2) The Health Conscience: This caste has learned of the potential health hazards of non-stick coatings and has decided on a “healthier” way. The feeling of superiority has begun to take hold. They are now trying to use cast iron beyond the campsite and becoming possessive of the cookware. They have now started calling dish soap evil and rejecting any meal cooked with the poisons of modern culinary development. The majority of the food is still prepared in the traditional use of the stovetop and oven, but now with cast iron. Of course, in order to make food not stick to cast iron, generous, and I mean generous, amounts, of grease, oils or cooking spray is required. It’s still considered healthier, because it’s “natural” and “that’s how our grandparents did it, and look how long and healthy they lived!”

3) The Quality Conscience: Name brand of cookware, type of lid, with or with out legs, depth, diameter, and personalization all become important and discussed. To paraphrase a skit by Emo Phillips, a conversation within this caste would follow as such:

Cook #1: I just got new cookware.

Cook #2: Really? Me too! What kind?

Cook #1: Cast Iron.

Cook #2: Really? Me too! Pan or Dutch oven?!

Cook#1: Dutch oven.

Cook #2: Really? Me too! What kind is it?

Cook #1: Lodge.

Cook #2: Really? Me too! What size?

Cook #1: 12”

Cook #2: Really? Me too! How deep?

Cook #1: 5 1/4”

Cook #2: Really? Me too! Flat bottomed or legs?

Cook #1: Legs.

Cook #2: Really? Me too! Flat topped or rounded lid?

Cook #1: Flat top.

Cook #2: Really? Me too! With a lip or no?

Cook #1: With a Lip.

Cook #2: Really? Me too! Pre-seasoned or non-seasoned?

Cook #1: Pre-seasoned.

Cook #2: (Hitting cook #1 over the head with a skillet) Die heretic! Die!

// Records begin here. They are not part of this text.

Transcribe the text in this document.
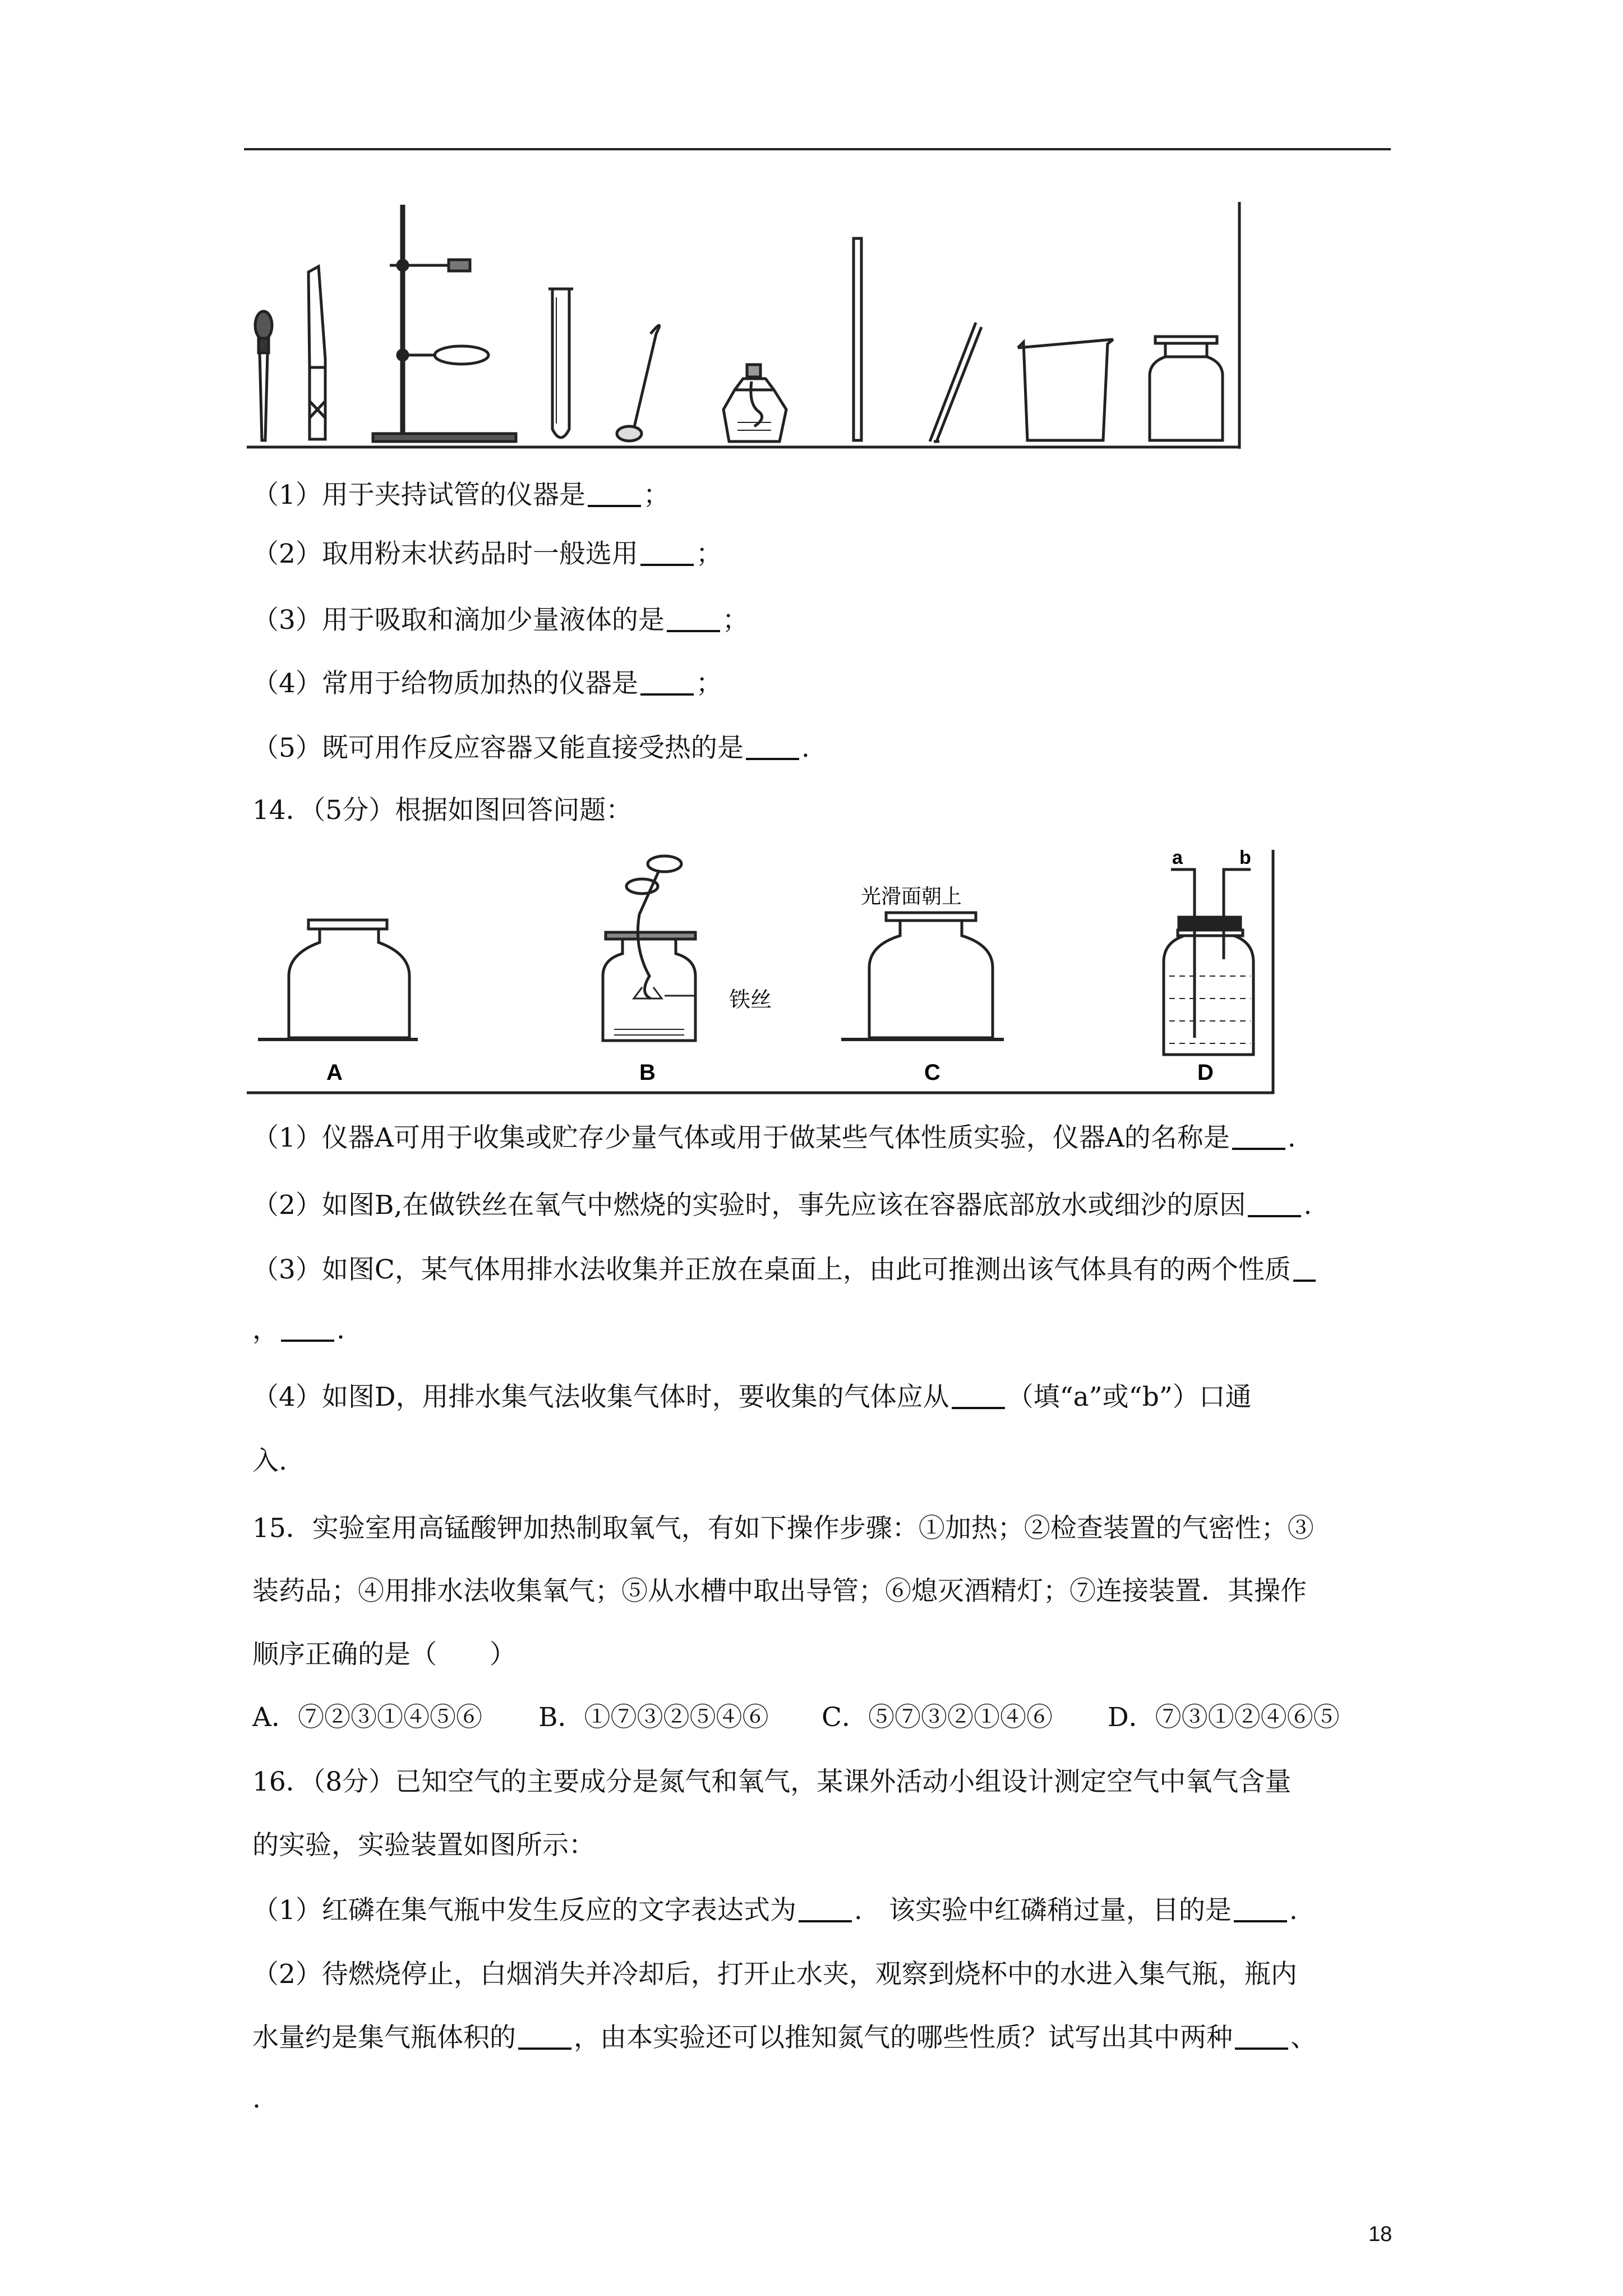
（1）用于夹持试管的仪器是 ；
（2）取用粉末状药品时一般选用 ；
（3）用于吸取和滴加少量液体的是 ；
（4）常用于给物质加热的仪器是 ；
（5）既可用作反应容器又能直接受热的是 .
14．（5分）根据如图回答问题：
A	B	C	D
铁丝
光滑面朝上
a	b
（1）仪器A可用于收集或贮存少量气体或用于做某些气体性质实验，仪器A的名称是 .
（2）如图B,在做铁丝在氧气中燃烧的实验时，事先应该在容器底部放水或细沙的原因 .
（3）如图C，某气体用排水法收集并正放在桌面上，由此可推测出该气体具有的两个性质
， .
（4）如图D，用排水集气法收集气体时，要收集的气体应从 （填“a”或“b”）口通
入.
15．实验室用高锰酸钾加热制取氧气，有如下操作步骤：①加热；②检查装置的气密性；③
装药品；④用排水法收集氧气；⑤从水槽中取出导管；⑥熄灭酒精灯；⑦连接装置．其操作
顺序正确的是（　　）
A．⑦②③①④⑤⑥ B．①⑦③②⑤④⑥ C．⑤⑦③②①④⑥ D．⑦③①②④⑥⑤
16．（8分）已知空气的主要成分是氮气和氧气，某课外活动小组设计测定空气中氧气含量
的实验，实验装置如图所示：
（1）红磷在集气瓶中发生反应的文字表达式为 .　该实验中红磷稍过量，目的是 .
（2）待燃烧停止，白烟消失并冷却后，打开止水夹，观察到烧杯中的水进入集气瓶，瓶内
水量约是集气瓶体积的 ，由本实验还可以推知氮气的哪些性质？试写出其中两种 、
.
18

4) The Fire Cookers: There are arguably different stages of this caste, but they all espouse open flames. Some use the flames of the campfire, some the flames of propane, some the indirect use of the flames of the gas grill. This group usually develops either a taste or immunity to the taste of burnt food as many dishes are burnt on the bottom due to inconsistent high cooking temperatures. The unburned half of the dish, however, is proclaimed delicious and is “how food is supposed to taste like” by the chef. To understand the correct order of things, open flame users look down upon propane users as a culinary equivalent of an urban cowboy, close but not fully evolved.

5) The Charcoal group: This cast is separated into two sub groups: Commercially prepared briquettes and hot coal users. Briquette users have learned how to control the heat, not by unnatural knobs and dials, but with counting the number of briquettes that can be arranged on or over the cookware. High heat, low heat, fry, or bake. All cooking requirements are possible and burning becomes rarer. Cooking times, however, extend and sometimes even double but that’s part of the “experience”. Hot coal users take the coals of the open fire and use the same process of the briquette users by counting coals, but with less predictability. This uncertain heat causes the skill of the user to be honed more carefully.

In general, at this point most stop their evolution and some even regress back to a reasonable stance as to what works, what is required, and what is really needed and desired. A conclusion of the fact that there is no “right or wrong”, just different ways to do the same thing is usually grasped by the fully evolved cast iron expert.

There are some, I am sure, that will continue down an evolutionary path. Continuing the logic of the previous path without coming to the final reasonable conclusion, I speculate that the path would resemble the following as the “natural way to do things”.

6) Eat no food prepared and placed in a box.

7) Eat no food not raised and harvested by your own hands.

8) Eat no animal you have not killed with your own hands.

9) Reject the use of industrial cookware altogether and cook on fireplace hearth and eventually stones and rocks.

10) Use only fire started by lighting.